Маблунг ухватился за нарушивший тяжкое молчание звук и, поднявшись с места, встал у женщины за спиной.
- Детям людей случается начинать говорить позднее сверстников.
- Случается. Но перед этим они уже пытаются изъясняться звуками и жестами, – Ниэнор медленно покачала головой, – а Тулмиру будто вовсе никто не нужен.
Маблунг промолчал. Он хотел бы в очередной раз ее подбодрить, сказать что-нибудь о том, что мало ли исключений, и мальчик еще их порадует, но… С некоторых пор готовые сорваться уже очевидно лживые утешения вдруг застревали у него в горле. И оставалось только молчать. Смотреть на стоящую рядом женщину, следить за тем, как выбившиеся из золотистой косы мягкие вьющиеся волосы у ее правого виска подрагивают от его близкого дыхания, и гнать от себя ненужные, невозможные мысли…
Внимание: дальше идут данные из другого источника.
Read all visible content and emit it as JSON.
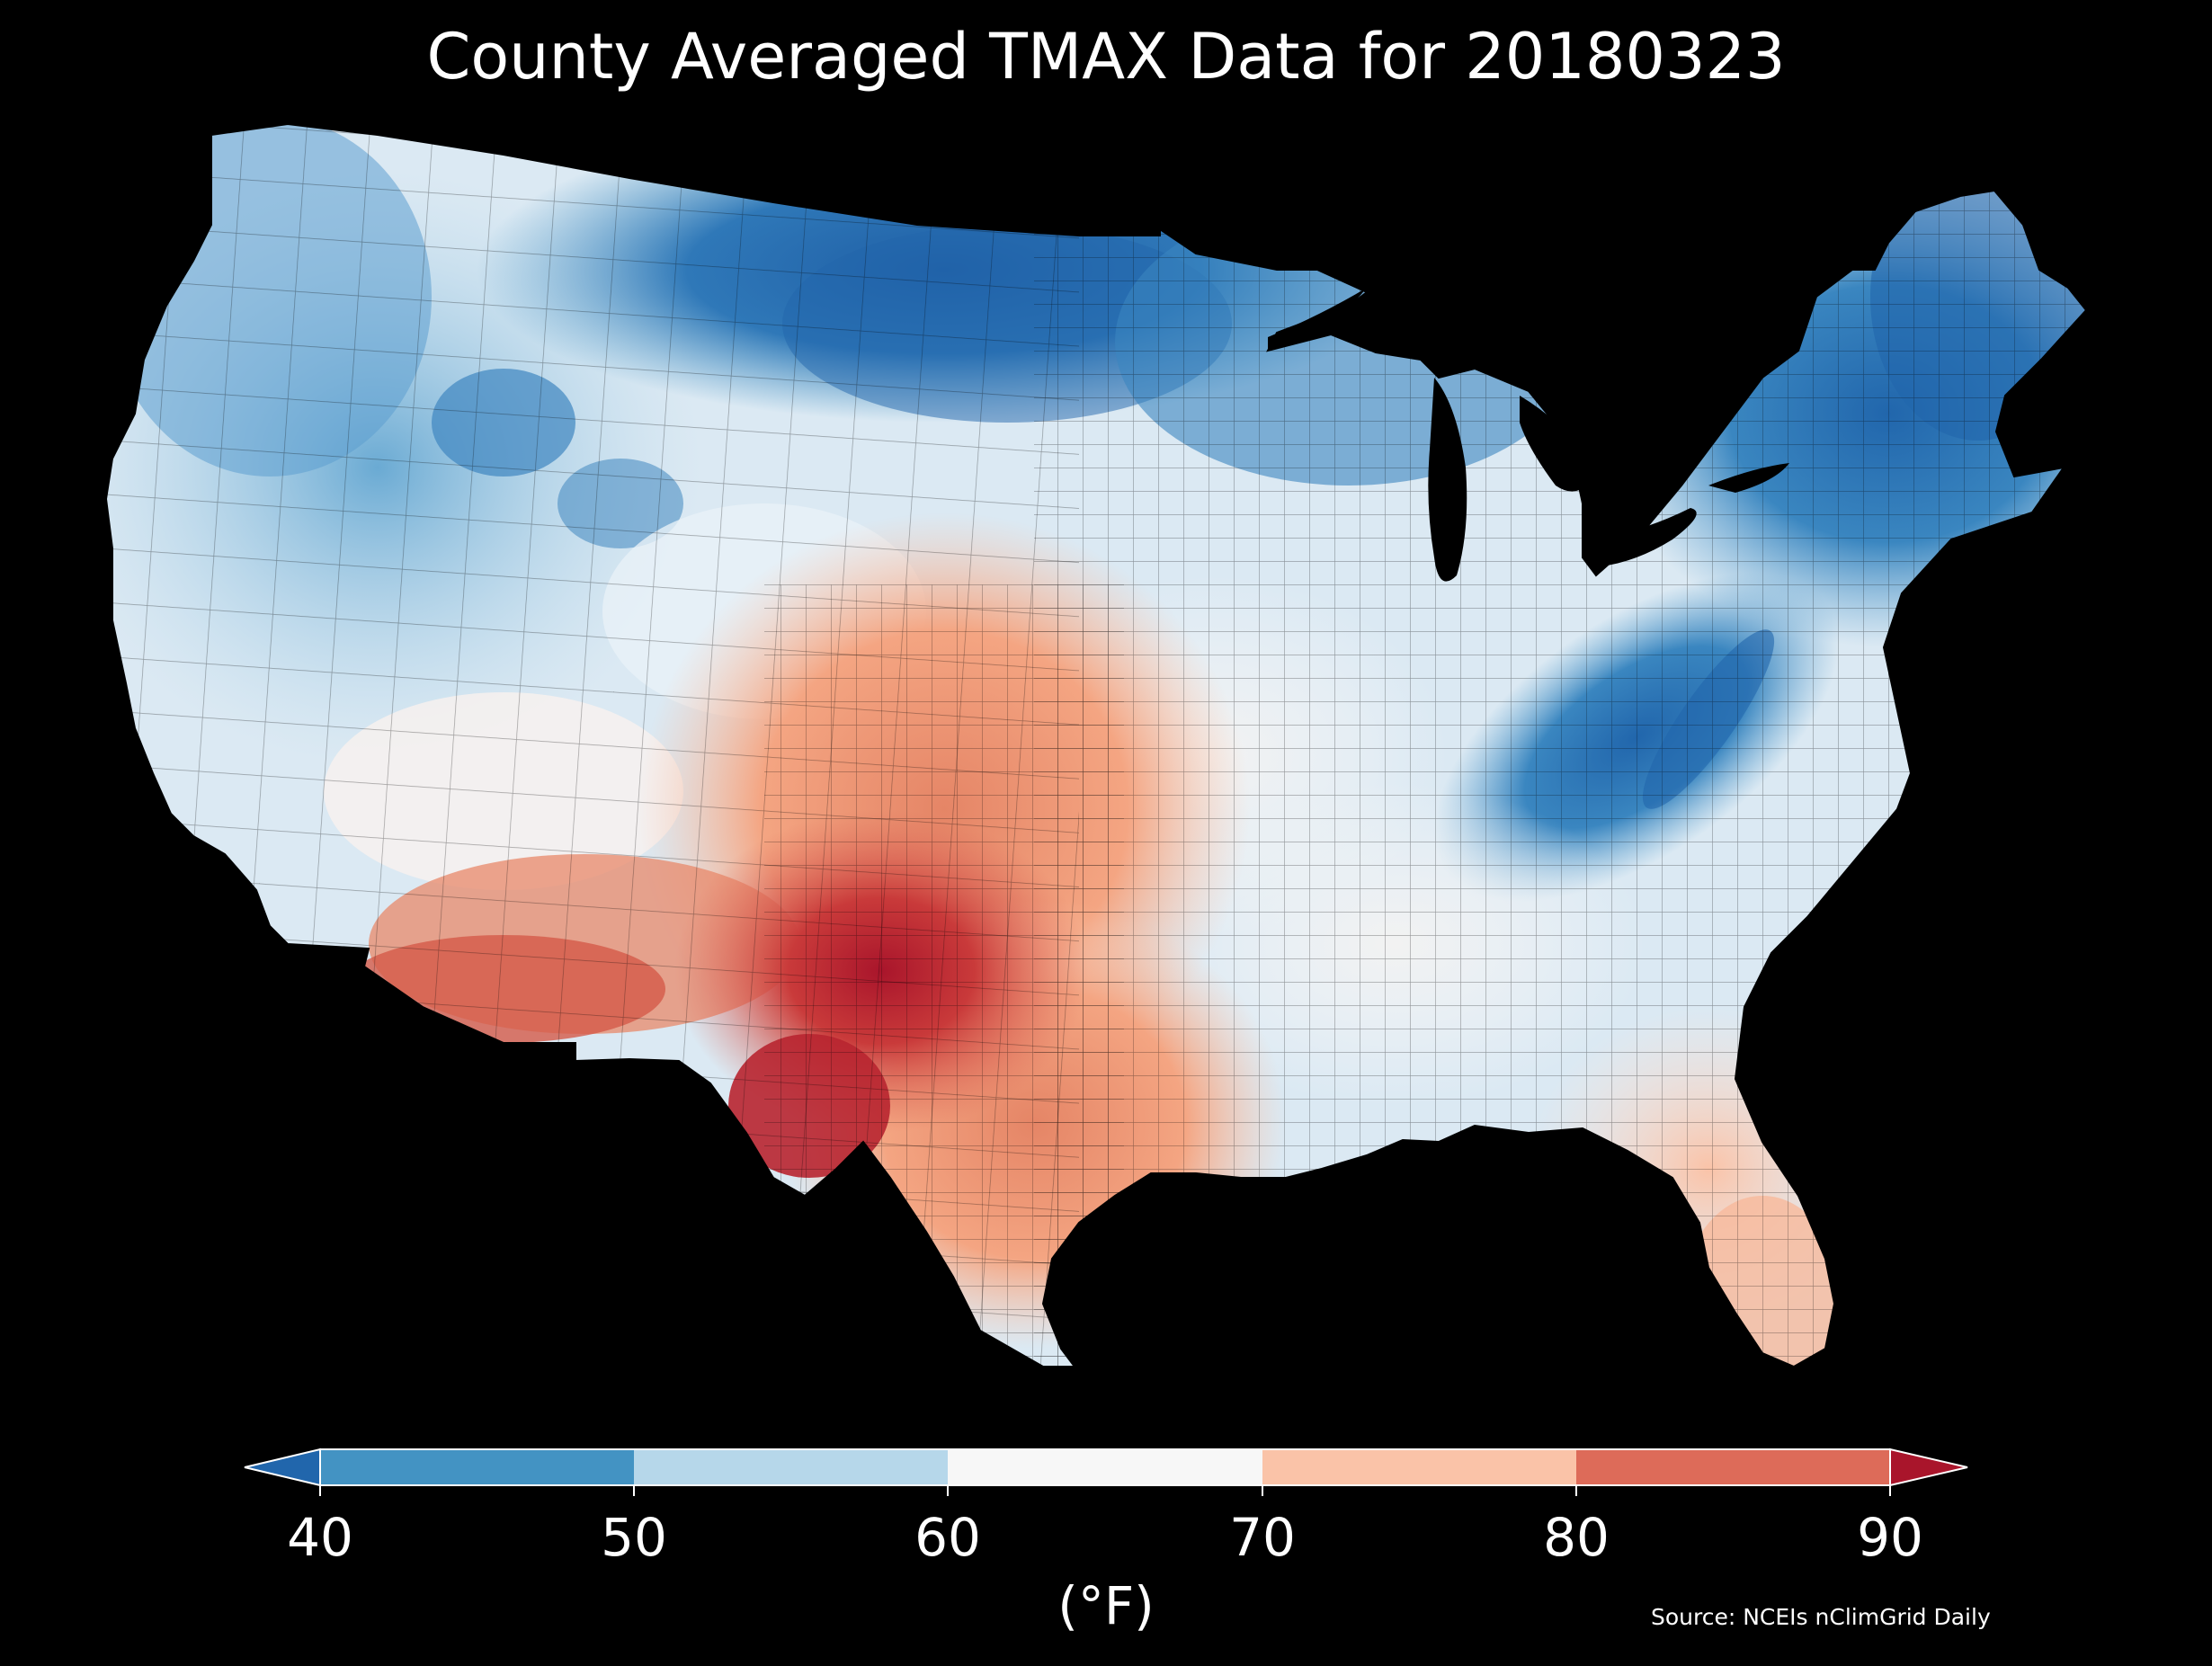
{
  "title": "County Averaged TMAX Data for 20180323",
  "colorbar": {
    "ticks": [
      "40",
      "50",
      "60",
      "70",
      "80",
      "90"
    ],
    "unit": "(°F)",
    "bins": [
      {
        "range": "<40",
        "color": "#2166ac"
      },
      {
        "range": "40-50",
        "color": "#4393c3"
      },
      {
        "range": "50-60",
        "color": "#b6d7ea"
      },
      {
        "range": "60-70",
        "color": "#f7f7f7"
      },
      {
        "range": "70-80",
        "color": "#fac3a8"
      },
      {
        "range": "80-90",
        "color": "#dd6b59"
      },
      {
        "range": ">90",
        "color": "#a9152b"
      }
    ]
  },
  "source": "Source: NCEIs nClimGrid Daily",
  "map": {
    "region": "Contiguous United States",
    "value_field": "TMAX",
    "date": "20180323"
  }
}
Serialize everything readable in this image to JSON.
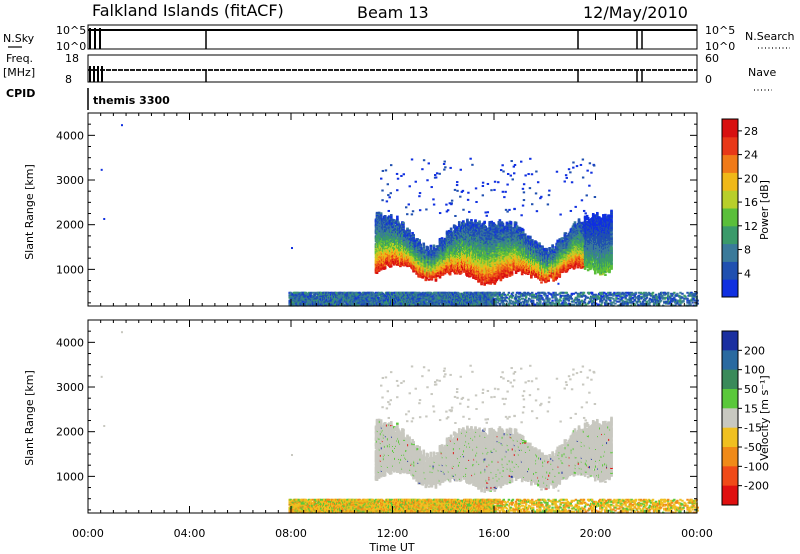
{
  "header": {
    "station": "Falkland Islands (fitACF)",
    "beam": "Beam 13",
    "date": "12/May/2010"
  },
  "top_panels": {
    "nsky_label": "N.Sky",
    "nsky_ticks": [
      "10^5",
      "10^0"
    ],
    "nsearch_label": "N.Search",
    "nsearch_ticks": [
      "10^5",
      "10^0"
    ],
    "freq_label_1": "Freq.",
    "freq_label_2": "[MHz]",
    "freq_ticks": [
      "18",
      "8"
    ],
    "nave_label": "Nave",
    "nave_ticks": [
      "60",
      "0"
    ],
    "cpid_label": "CPID",
    "cpid_value": "themis 3300"
  },
  "chart_data": [
    {
      "type": "heatmap",
      "title": "",
      "xlabel": "Time UT",
      "ylabel": "Slant Range [km]",
      "x_ticks": [
        "00:00",
        "04:00",
        "08:00",
        "12:00",
        "16:00",
        "20:00",
        "00:00"
      ],
      "y_ticks": [
        1000,
        2000,
        3000,
        4000
      ],
      "xlim_hours": [
        0,
        24
      ],
      "ylim_km": [
        180,
        4500
      ],
      "colorbar": {
        "label": "Power [dB]",
        "ticks": [
          4,
          8,
          12,
          16,
          20,
          24,
          28
        ],
        "range": [
          0,
          30
        ],
        "colors": [
          "#1030e0",
          "#2050b0",
          "#3a7a9a",
          "#3a9a6a",
          "#5abf3a",
          "#b8cf2a",
          "#f0b818",
          "#f07a18",
          "#e83818",
          "#d81010"
        ]
      },
      "echo_regions": [
        {
          "name": "ionospheric scatter",
          "t_start_hr": 11.3,
          "t_end_hr": 20.6,
          "range_km": [
            800,
            3000
          ],
          "peak_power_db": 28
        },
        {
          "name": "near-range scatter",
          "t_start_hr": 7.9,
          "t_end_hr": 24.0,
          "range_km": [
            180,
            500
          ],
          "peak_power_db": 8
        }
      ]
    },
    {
      "type": "heatmap",
      "title": "",
      "xlabel": "Time UT",
      "ylabel": "Slant Range [km]",
      "x_ticks": [
        "00:00",
        "04:00",
        "08:00",
        "12:00",
        "16:00",
        "20:00",
        "00:00"
      ],
      "y_ticks": [
        1000,
        2000,
        3000,
        4000
      ],
      "xlim_hours": [
        0,
        24
      ],
      "ylim_km": [
        180,
        4500
      ],
      "colorbar": {
        "label": "Velocity [m s⁻¹]",
        "ticks": [
          "200",
          "100",
          "50",
          "15",
          "-15",
          "-50",
          "-100",
          "-200"
        ],
        "colors": [
          "#1a2fa0",
          "#2a6aa0",
          "#3a8a5a",
          "#5ac83a",
          "#c8c8c0",
          "#f0c020",
          "#f08a18",
          "#f04a18",
          "#e01010"
        ]
      },
      "echo_regions": [
        {
          "name": "ground scatter (gray)",
          "t_start_hr": 11.3,
          "t_end_hr": 20.6,
          "range_km": [
            800,
            3000
          ],
          "velocity_ms": 0
        },
        {
          "name": "near-range scatter",
          "t_start_hr": 7.9,
          "t_end_hr": 24.0,
          "range_km": [
            180,
            500
          ],
          "velocity_ms": -60
        }
      ]
    }
  ]
}
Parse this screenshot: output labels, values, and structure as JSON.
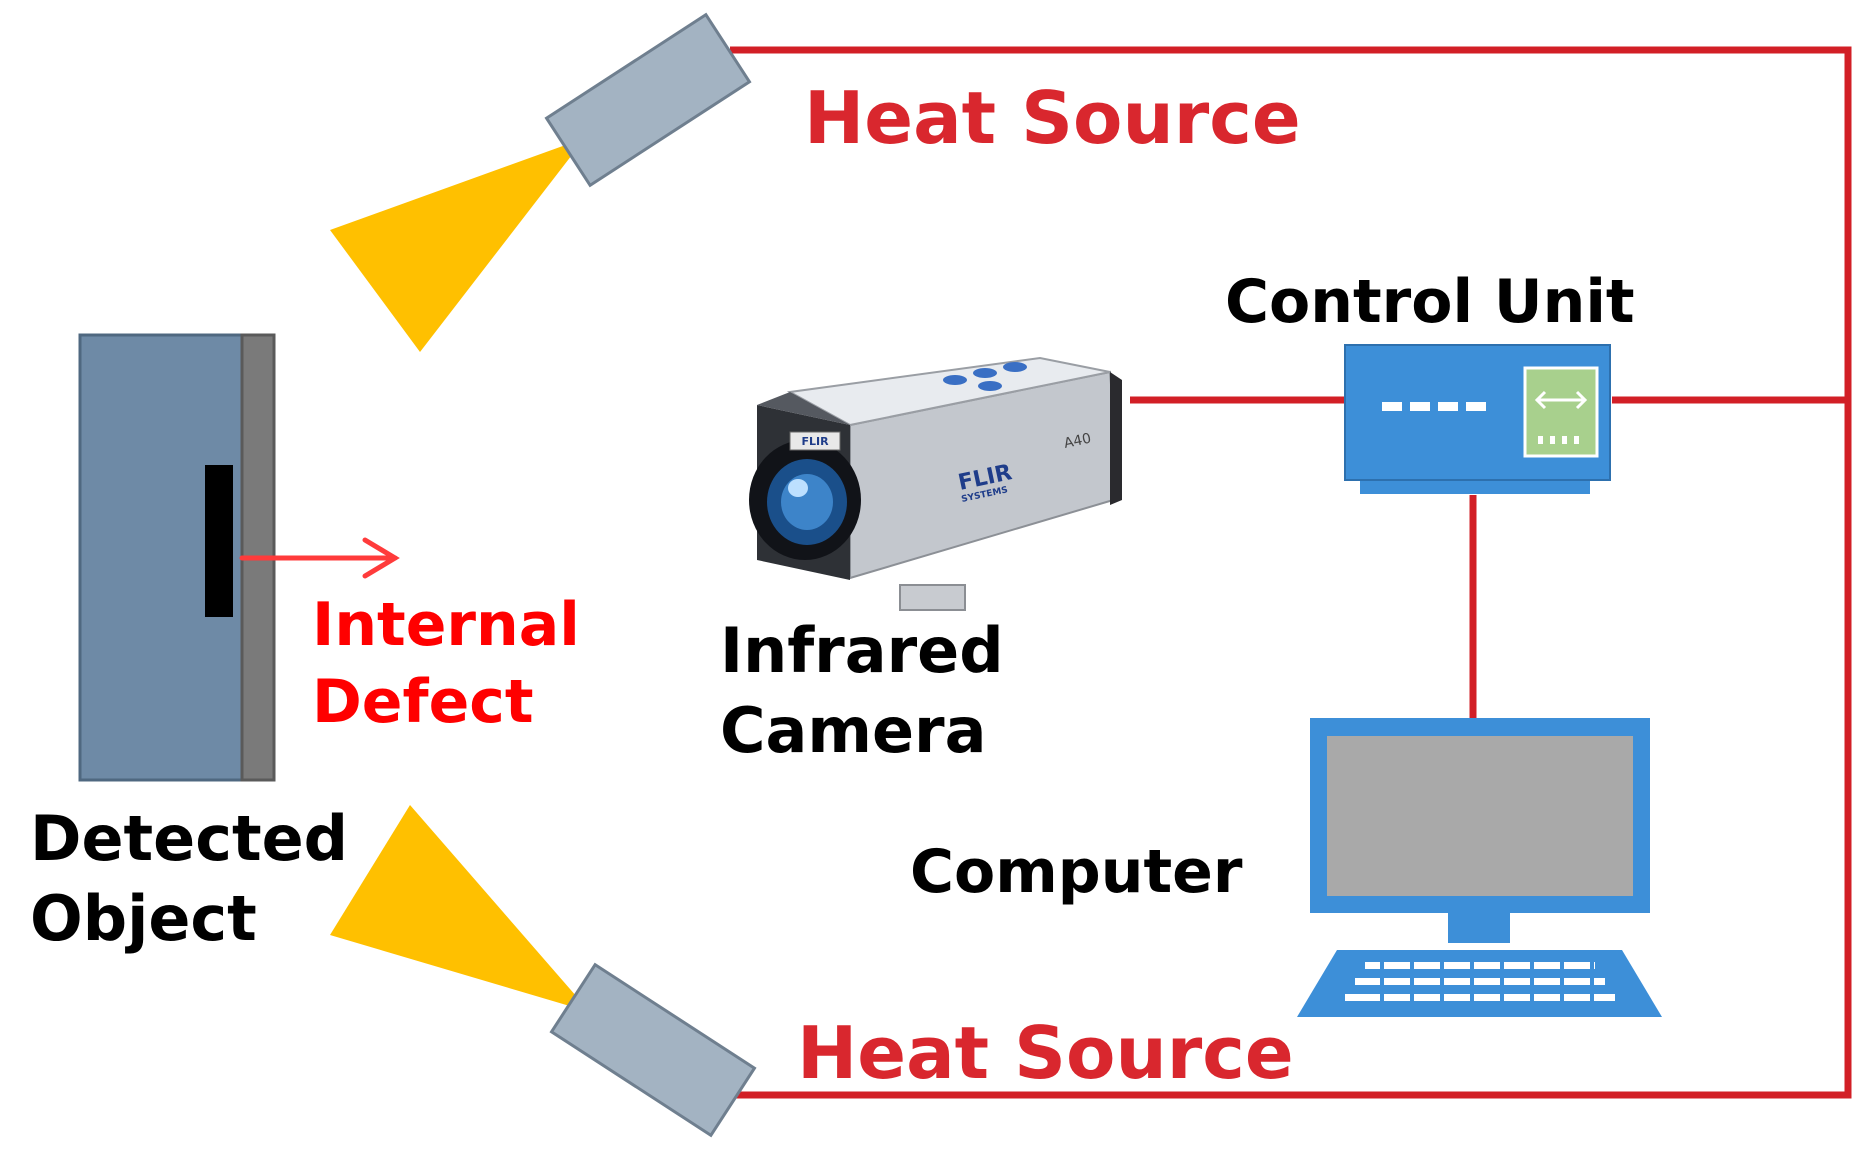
{
  "labels": {
    "heat_source_top": "Heat Source",
    "heat_source_bottom": "Heat Source",
    "control_unit": "Control Unit",
    "internal_defect_line1": "Internal",
    "internal_defect_line2": "Defect",
    "infrared_camera_line1": "Infrared",
    "infrared_camera_line2": "Camera",
    "detected_object_line1": "Detected",
    "detected_object_line2": "Object",
    "computer": "Computer",
    "camera_brand": "FLIR",
    "camera_brand_sub": "SYSTEMS",
    "camera_model": "A40",
    "camera_badge": "FLIR"
  },
  "colors": {
    "wire": "#d21f26",
    "heat_beam": "#ffc000",
    "heat_source_body": "#a3b3c2",
    "object_body": "#6e8aa6",
    "object_edge": "#7a7a7a",
    "defect": "#000000",
    "device_blue": "#3d8fd8",
    "screen_grey": "#a9a9a9",
    "label_red": "#d9272e"
  },
  "icons": {
    "heat_source": "heat-lamp-icon",
    "control_unit": "network-switch-icon",
    "computer": "desktop-computer-icon",
    "camera": "infrared-camera-icon"
  }
}
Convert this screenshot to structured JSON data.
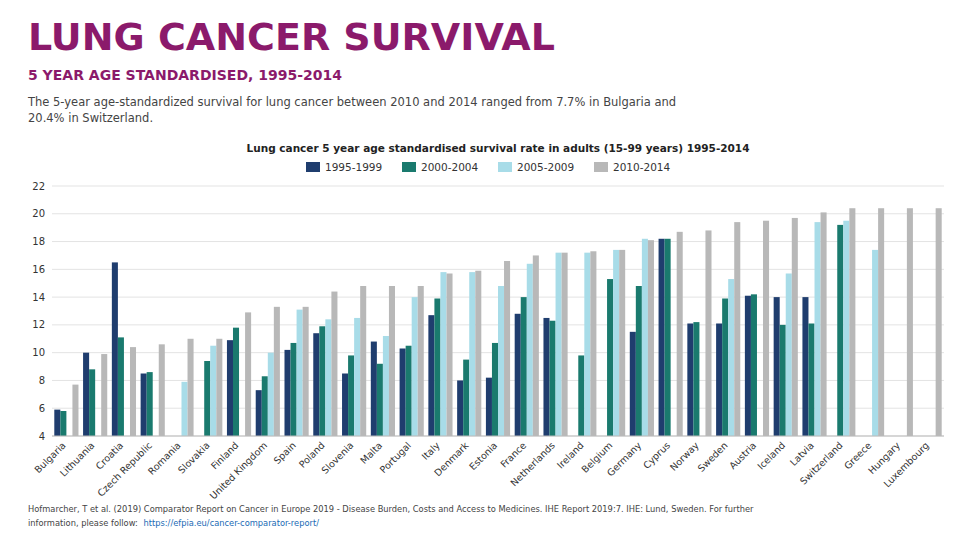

С годами Ниэнор стала сильнее напоминать мать. Под ударами судьбы еще недавняя девичья хрупкость словно отошла на второй план, уступив место серьезной несгибаемой решительности. Готовности с открытым лицом встречать новые беды и стойко их выдерживать, будто неудавшаяся попытка наложить на себя руки полностью убила в ней способность испытывать отчаяние и страх. Да, именно тогда это и произошло. Когда сам Маблунг, оставив остывающее тело найденного и вновь потерянного Турина попечениям спутников, бросился вдоль бурного течения Нарога. И в отчаянии метался среди скал и древесных стволов, пока не увидел в цепких ивовых объятиях белеющее платье. И пока, выбравшись из ледяной воды с Ниэнор на руках, не почувствовал наконец под ладонями слабое биение сердца. Его собственное, кажется, вновь забилось тогда же.
- …Маблунг?
Охотник вздрогнул и, опомнившись, отвел взор от золотистой пряди.
- Да?
- Ты не слушал? – Ниэнор коротко глянула через плечо и вновь принялась смотреть на сына: – Я все думаю: он такой из-за близкого родства, из-за преследующего нас рока или из-за моего… из-за меня?
- Я не знаю, – честно покачал головой Охотник. Он бы сам хотел это знать, – но ведь все произошедшее было велением рока. И ваша с Турином встреча и то, что случилось потом. Да вся судьба детей Хурина… Если ты хочешь обвинить в недуге сына себя, то незачем. Это ему не поможет.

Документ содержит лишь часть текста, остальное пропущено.